Nate allerdings biss sich vor Ungeduld auf die Lippe. Er konnte es kaum abwarten, den Tanz wieder aufzunehmen und allein mit Salomé zu reden. Endlich erklangen Howards erlösende Worte: „Das wollte ich nur mitteilen – und nun viel Spaß noch.“
Die Band stimmte die ersten Takte eines Cole-Porter-Songs an, und Nate wandte sich charmant lächelnd zu Salomé um, die Arme bereits halb geöffnet. Sein Lächeln gefror, als neben ihm nicht Salomé, sondern Howard Benchs Frau stand. Diese interpretierte Nates Geste in ihrem Sinne und begab sich sogleich begierig in seine Arme. Verzweifelt blickte Nate sich um und machte Salomé am Rand des Parketts aus, wo sie gerade von Howard Bench zum Tanzen geführt wurde. Nate seufzte. Was nicht ist, kann ja später noch werden, versuchte er, sich aufzumuntern.

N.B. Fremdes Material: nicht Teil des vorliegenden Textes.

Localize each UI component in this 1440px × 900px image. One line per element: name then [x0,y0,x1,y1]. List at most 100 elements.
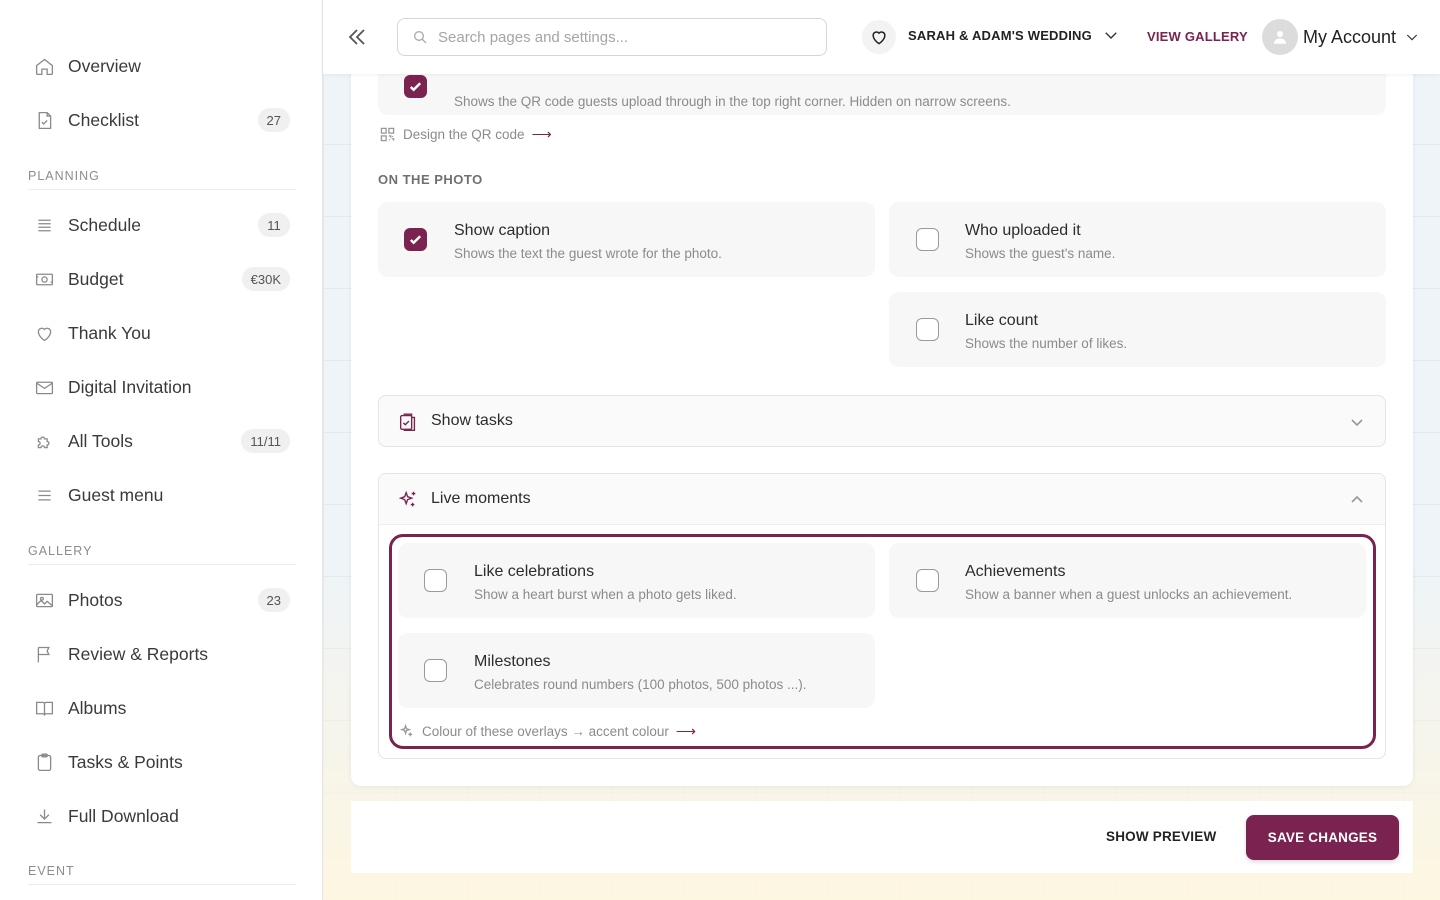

Sein Wunsch ging nicht in Erfüllung. Es wurde spät, und Nates Einsatz bei der Damenwelt fand kein Ende. Irgendwann bemerkte Nate, wie Salomé, Philippe und Dominique vor Howard Bench und seiner Gemahlin standen. An ihren Gesten erkannte er, dass das Trio sich verabschiedete. Salomé wandte sich suchend Richtung Tanzfläche, und als sie ihn entdeckte, hob sie die Hand, um ihn zum Abschied zu grüßen.
In diesem Moment wurde es Nate zu bunt. Galant führte er seine Tanzpartnerin an den Rand der Tanzfläche. Selbst ihm kam die Ausrede, die ihm auf die Schnelle einfiel, fadenscheinig vor, aber es war ihm egal. Leider hielt ihn Howard Bench, von dem er sich verabschieden musste, länger auf, als ihm lieb war. Er riss sich zusammen, nicht im Laufschritt aus dem Saal zu stürmen.
In der Eingangshalle erhaschte er gerade noch einen Blick auf Salomés Schmetterlingsrobe, bevor die Eingangstür hinter ihr ins Schloss fiel.
„Zaza!“, rief Nate laut, obwohl er wusste, dass sie ihn nicht hören konnte.
Einige der umstehenden Ballbesucher beäugten ihn neugierig.
Entgegen jeder Vernunft lief er los und durchmaß die Halle mit langen Schritten. Als er die Glastür passierte, setzte sofort ein ohrenbetäubendes Gekreische ein. Nate nahm es nicht wahr. Er war ganz auf die anfahrende Limousine konzentriert.